Tom Shelton-Lefley | 20 June 2023 at 14:02 UTC
There’s a running joke on the scanner development team; for the longest time I had net negative lines of code added to the Burp Suite codebase, and everyone’s convinced that I’m trying to regain that accolade.
As you can see, I’m not far off. And over the last month or so, you’d certainly be forgiven for thinking that I was doing everything I could to earn back my crown. I have done nothing but delete code for three weeks.
Burp Scanner’s crawler is full of complexity, perhaps too much complexity (definitely too much, that’s what I’m building up to here). However, up until now, it’s been our own secret, dirty, hidden complexity. No one had to understand exactly what was going on under the hood except us.
With the crawl paths view that’s all changed. To quote teammate Dave: “our can is open and our worms are all over the table”. For the first time, you can now see the graph Burp Scanner is building up of your target application whilst it’s crawling, and so for the first time that graph has to actually be readable.
Let’s look at a concrete example of something I’ve recently taken my scythe to: merges.
As Burp Scanner is crawling around, it’s taking an abstract view at each location (web page) it finds, and comparing this against all previous locations to see if it’s been there before. In this way it constructs a directed graph of locations and edges (clicks, form submissions, etc.) between them. However, this abstract location view can change over time if notable features (anchor links, click handlers, etc.) aren’t completely stable with every visit, and as a result we can end up retroactively deciding that two locations were the same. This is what we call called a merge.
When a merge happened, it could trigger whole sections of the graph to collapse together. If two locations are the same, all of their edges must be the same. And if all of those edges are the same, then all of the locations those edges lead to must be the same. And if all of those locations are the same, then all of their edges must be the same. Et cetera, et cetera, you get the idea.
Merging existed as an optimization to make the crawler graph as small as possible, reducing the number of locations to explore, and the number of edges to audit. Without it, we can end up with identical, redundant subgraphs.

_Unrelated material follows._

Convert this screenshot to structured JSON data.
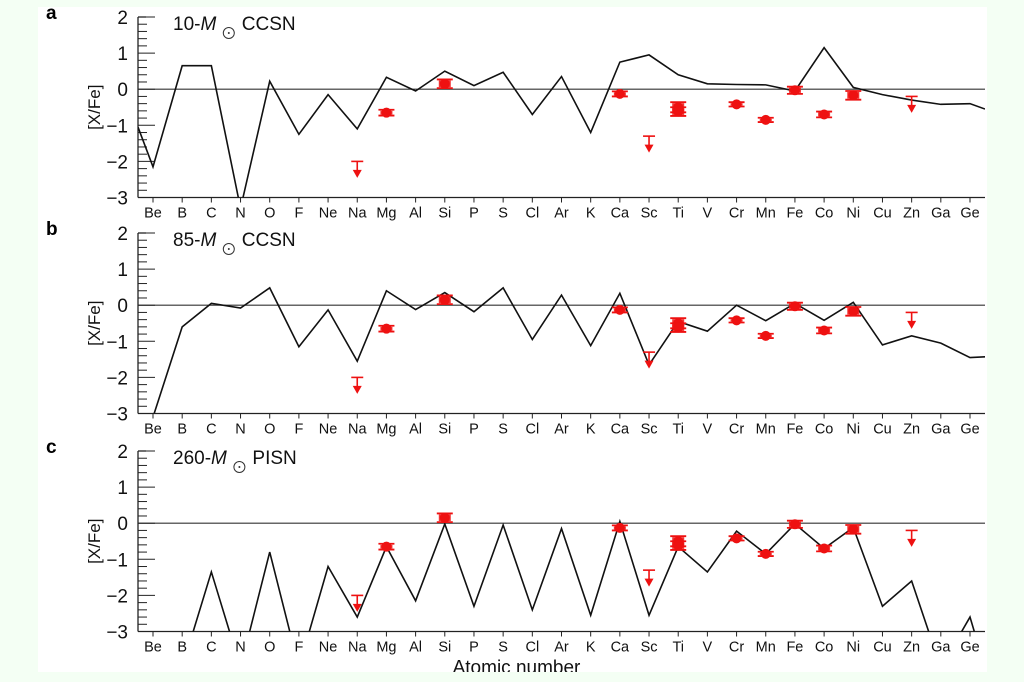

So why did we (I didn’t go rogue) decide to remove this behavior? It boils down to three reasons:
Working out whether two subgraphs are the same, formally graph homomorphism, is really hard. NP-hard, in fact. This meant that the code written to implement it was hard to read, and harder to maintain.
That’s not to say the code was bad, not at all. It’s just that it added lots of hoops that any new code would have to jump through to work with it. In Java terms, there were many interface methods on our location and edge related classes - core classes that naturally get changed a lot - that had fiddly implementations and only existed so that they could be called in the merging algorithm. Ultra-specific methods like these are always a pain to work with because they often (and in this case, definitely did) end up dragging in obscure dependencies and obfuscating what the core class actually does.
This elephant right in the middle of our room also had to be addressed with every new member of the team, as they’d definitely have to squeeze around it at some point. There’s an ancient development proverb that states: “it’s harder to read code than it is to write it”. I can confirm that it’s harder still to explain it to a group of horrified onlookers on a whiteboard.
The development overhead this code constantly contributed wasn’t reason enough alone to delete it - otherwise we would have done so a long time ago - but it was definitely a factor.
The second factor was the premise I lead this post with - crawler behavior was soon going to be visible, and that meant it had to be understandable.
Because merging involved deleting locations and rerouting edges, it had the potential to pull the rug out from under any users who were in the wrong place at the wrong time.
Let’s say you have the crawl paths tab open, and a location selected. If that location gets merged away, what happens to your view? Does it go back to an unselected state? Does the other location involved in the merge get selected instead? Neither of these are particularly intuitive, and because something has been removed (rather than added) there’s also nowhere to attach any explanation for what’s just happened.
This is going to be a recurring theme for us as a team now going forward. It’s important that the crawler behavior continues to be innovative, functional, and optimal. But it’s now just as important that it’s understandable and predictable.
Finally, and arguably most importantly, when we looked at statistics it turned out that 96% of crawls over the last year had 0 merges, and 99% had 5 or fewer (when you turn on performance feedback, it really does aid our development!).
If this hadn’t been the case and merges were very prevalent, it would have been much harder to justify removing them: merging is an optimization, so its necessity is directly linked to its frequency.
It’s these three principles that we’ve been applying to many of the different crawler functions and behaviors, and how we’ve been choosing what to set me loose on: if it does not spark joy for developers, users, or performance … then it can go.
A tidier codebase should also make new crawler changes easier, and faster, to implement. If not then it’s fine because I’ve had a ton of fun doing it. However, there’s at least one new feature (that we’re not quite ready to talk about yet) that’s been made possible by reducing dependencies - something we’ve wanted to do for a long time and we’re very excited about!